Allan Sekula, a renowned photographer and longtime professor at the California Institute of the Arts whose artistic output centered on the political consequences of maritime commerce and global trade, died in Los Angeles on Saturday.
He was 62 and had been battling advanced cancer, according to CalArts.
He had been on the faculty of CalArts for close to three decades, teaching classes in photography and media.
As a child, Sekula lived in San Pedro and his proximity to one of the the busiest ports in the nation seemed to have greatly affected his work as a photographer. His photography often focused on the shipping industry, ocean travel and commerce.

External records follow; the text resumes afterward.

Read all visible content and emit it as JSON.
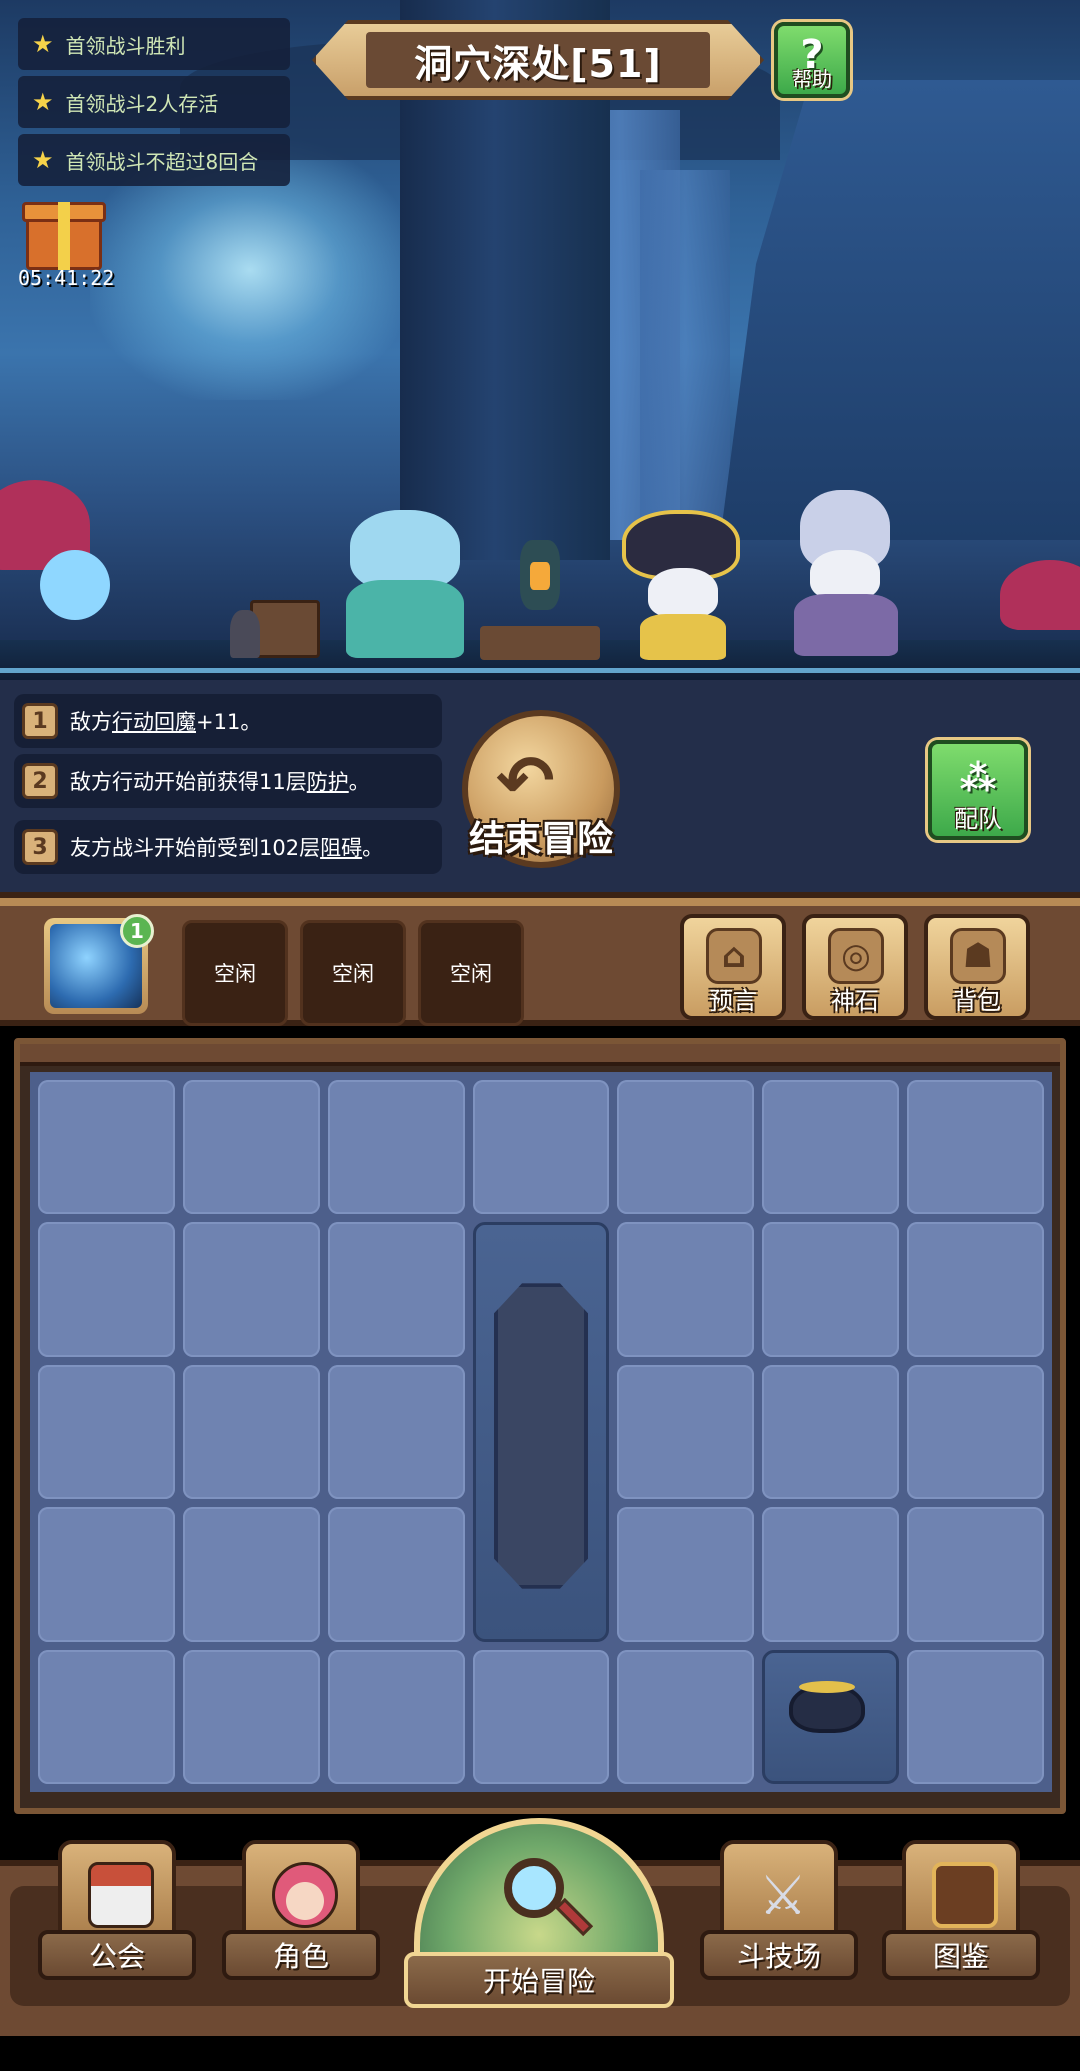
{
  "header": {
    "title": "洞穴深处[51]",
    "help_label": "帮助",
    "help_glyph": "?"
  },
  "quests": [
    {
      "icon": "star-icon",
      "text": "首领战斗胜利"
    },
    {
      "icon": "star-icon",
      "text": "首领战斗2人存活"
    },
    {
      "icon": "star-icon",
      "text": "首领战斗不超过8回合"
    }
  ],
  "gift": {
    "timer": "05:41:22"
  },
  "buffs": [
    {
      "num": "1",
      "pre": "敌方",
      "link": "行动回魔",
      "post": "+11。"
    },
    {
      "num": "2",
      "pre": "敌方行动开始前获得11层",
      "link": "防护",
      "post": "。"
    },
    {
      "num": "3",
      "pre": "友方战斗开始前受到102层",
      "link": "阻碍",
      "post": "。"
    }
  ],
  "end_button": {
    "label": "结束冒险"
  },
  "team_button": {
    "label": "配队"
  },
  "toolbar": {
    "crystal_badge": "1",
    "idle_slots": [
      "空闲",
      "空闲",
      "空闲"
    ],
    "prophecy_label": "预言",
    "godstone_label": "神石",
    "backpack_label": "背包"
  },
  "grid": {
    "cols": 7,
    "rows": 5
  },
  "bottom_nav": {
    "guild": "公会",
    "character": "角色",
    "start_adventure": "开始冒险",
    "arena": "斗技场",
    "codex": "图鉴"
  },
  "colors": {
    "quest_text": "#cfe6b5",
    "star": "#f6d34a",
    "wood": "#6e4a33",
    "grid_cell": "#6f83b1",
    "green_button": "#3da94a"
  }
}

A 1996 solo exhibit at the Santa Monica Museum of Art featured Sekula's photographs of famous ports around the world as well as images of the ocean. A Times review called the show "a handsome combination of romance and realism, intimacy and detachment."
In addition to photography, Sekula was a writer and critic whose articles appeared in numerous art-related publications. His 1986 essay "Body and the Archive" explored the notion of photography as a political medium in modern history.
He also published books on photography and other visual media.
One of Sekula's more recent works was the experimental documentary "The Forgotten Space," which he co-directed with longtime collaborator Noël Burch. The 2010 movie explored the shipping industries and other forms of international commerce.
A review of the movie in the New York Times called it "unabashedly polemical and rigorously pessimistic, a sustained Marxian indictment of 21st-century capital."
Sekula was born in 1951 in Erie, Pa., and moved as a child with his family to San Pedro. He attended UC San Diego, where he took classes taught by artist John Baldessari.
After leaving school, Sekula taught at New York University and Ohio State University before beginning his tenure at CalArts in 1985.
His survivors include his wife, Sally Stein; his mother, Evelyn; and his siblings Stefan, Brian, Victoria and Michelle.